The Princeton model advocates 15 economywide emissions-related steps, or “wedges,” that, when taken together, represent a giant leap toward stabilizing the climate. Socolow and Pacala describe actions on energy efficiency and conservation, shifting toward renewable energies, and altering land-use patterns. BSR will translate these actions—which were crafted with the public sector in mind—into opportunities for the private sector by defining activities for eight industries that are vital in addressing climate change.
While our framework is still in development, we already know that some wedges will be common across all industries. These include actions to reduce emissions in the supply chain, changing the use and mix of energy that fuels industry and transportation, and shifting corporate finance toward low-carbon goods, services, and technologies through procurement and investments.
Additionally, we will work with companies to define unique wedges that present the biggest areas of progress for their industry. For example, wedges in the agricultural sector might involve minimizing food waste and improving water management, while the information and communications technology sector might focus on reducing emissions from data centers, end-user devices, and telecommunication networks.
Like Socolow and Pacala’s wedges, BSR’s approach will provide a menu of options that are significant but also feasible in terms of existing technologies, conceivable financial boundaries, and the timeline necessary to avoid dangerous climate change. Our approach will also mean we don’t need to wait for a climate silver bullet. There are actions every company can take right now to make real progress.
Moving Beyond an ‘Inevitable Surprise’
Climate change is what the futurist Peter Schwartz would call an “inevitable surprise.” We know it is happening, that it is accelerating, and that it is caused by human activity.
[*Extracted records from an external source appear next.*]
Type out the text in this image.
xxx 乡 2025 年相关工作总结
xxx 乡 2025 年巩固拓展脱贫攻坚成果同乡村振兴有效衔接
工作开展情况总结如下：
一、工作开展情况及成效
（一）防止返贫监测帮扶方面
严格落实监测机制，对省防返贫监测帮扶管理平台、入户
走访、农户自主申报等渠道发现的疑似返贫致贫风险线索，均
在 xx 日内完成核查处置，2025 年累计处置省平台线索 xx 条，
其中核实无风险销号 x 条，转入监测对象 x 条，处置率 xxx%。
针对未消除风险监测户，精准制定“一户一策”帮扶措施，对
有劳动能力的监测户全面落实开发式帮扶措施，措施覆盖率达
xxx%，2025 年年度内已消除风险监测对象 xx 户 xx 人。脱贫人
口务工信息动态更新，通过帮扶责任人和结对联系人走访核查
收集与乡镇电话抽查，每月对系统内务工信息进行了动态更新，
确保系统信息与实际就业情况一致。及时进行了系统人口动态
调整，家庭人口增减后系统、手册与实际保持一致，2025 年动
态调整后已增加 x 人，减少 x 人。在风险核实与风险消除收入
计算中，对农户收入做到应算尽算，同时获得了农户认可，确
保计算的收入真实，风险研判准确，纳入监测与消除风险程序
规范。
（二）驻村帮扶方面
We can accurately call it “inevitable” because our unprecedented level of scientific understanding allows us to predict both its likelihood and its potential impact. It will remain a “surprise” until we fully integrate the spectrum of risks and resilience into core business strategies.
At BSR, we remain hopeful, which is why we are rededicating ourselves to working with business and other sectors to make progress on climate change. Achieving this goal is a common responsibility and must include bold action by all—especially the private sector.
We are committed to working with business to inspire new forms of leadership, build coalitions of change, and equip companies with the tools to avoid a global temperature rise above 2°C and solutions that help us thrive in a low-carbon world. The pathway is possible, and it is time for us to take those steps.